Chicago’s appetite for bold development is best captured by megaprojects like The 78 and Lincoln Yards, two of the most ambitious proposals in the city’s modern history. Yet scale alone does not guarantee momentum. Both projects have faced strong market headwinds. Below is an overview of where each project stands.
The 78 is Chicago’s most prominent megadevelopment, planned as a 62-acre, $7 billion neighborhood on the largest undeveloped parcel in the city’s south downtown. Envisioned as the first new Chicago neighborhood in a generation, it is designed as a mixed-use riverfront district.
The project is being developed by Related Midwest, which acquired the long-vacant former rail yard site in 2016 after decades of unrealized proposals. Plans call for housing, retail, cultural venues, seven acres of green space, a five-acre sports park, major transit connectivity, and an open urban campus focused on innovation, education, and entrepreneurship.
Despite the large-scale plans, progress has been uneven. While the project received city approvals and zoning in 2019, most vertical development has yet to materialize. Infrastructure and site preparation work are underway, but no major residential or office towers are complete.
The strongest boost to momentum is the recent announcement of a privately financed, 22,000-seat stadium for Chicago Fire FC, expected to break ground in early 2026 and open in 2028. Even with this catalyst, The 78 remains a long-term, phased development likely to build out through the 2030s.

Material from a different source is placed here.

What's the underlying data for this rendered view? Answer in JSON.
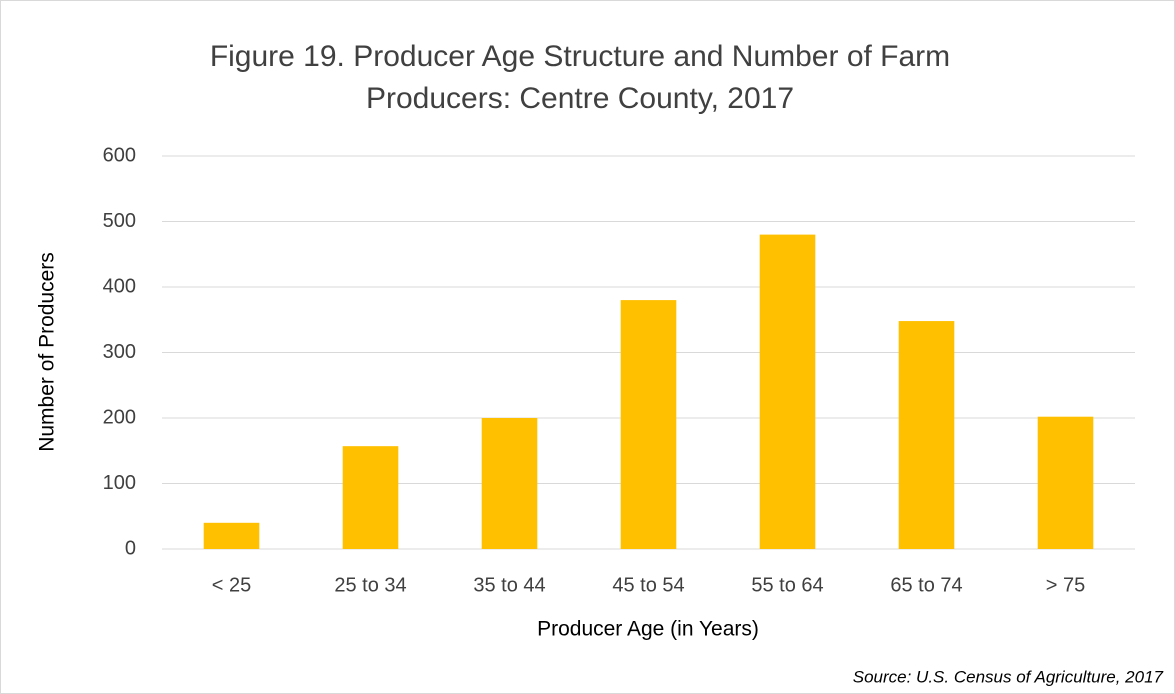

On Chicago’s North Side, Lincoln Yards was proposed as a $6 billion mixed-use development spanning roughly 53 acres between Lincoln Park and Bucktown. Led by Sterling Bay, the project envisioned up to 14.5 million square feet of high-rise towers, offices, retail, entertainment venues, infrastructure upgrades, and a potential extension of The 606 trail.

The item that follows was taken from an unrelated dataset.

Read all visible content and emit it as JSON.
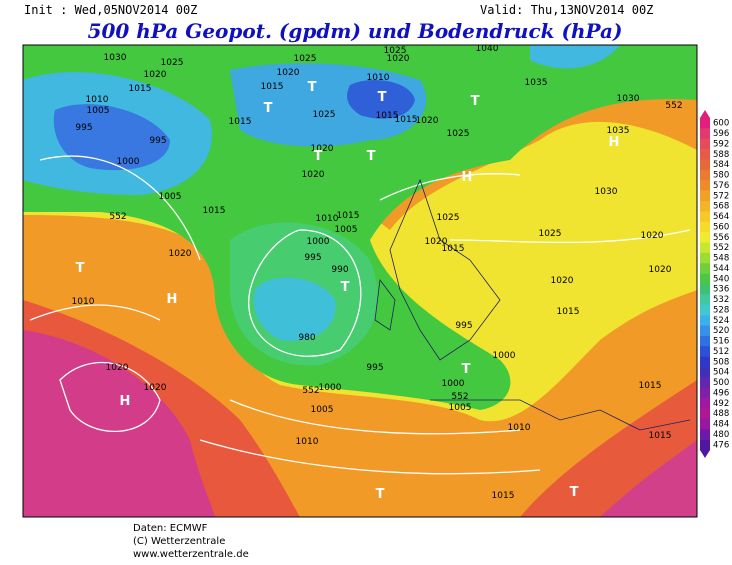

Despite receiving City Council approval in 2019, progress proved slow. Pandemic-era market shifts stalled momentum. By 2023, only one building—the Ally life sciences facility—had been completed, and it remained unleased into 2025. Mounting financial pressure led Sterling Bay to surrender the northern portion of the site to its lender in early 2025.
That land is now being redeveloped as Foundry Park, a scaled-down, housing-led neighborhood planned for roughly 2,800 homes, new riverwalks, expanded park space, affordable housing, and an extension of The 606.
The southern portion of Lincoln Yards, meanwhile, is being sold by Sterling Bay and J.P. Morgan Asset Management to Novak Construction, which has not yet released detailed redevelopment plans.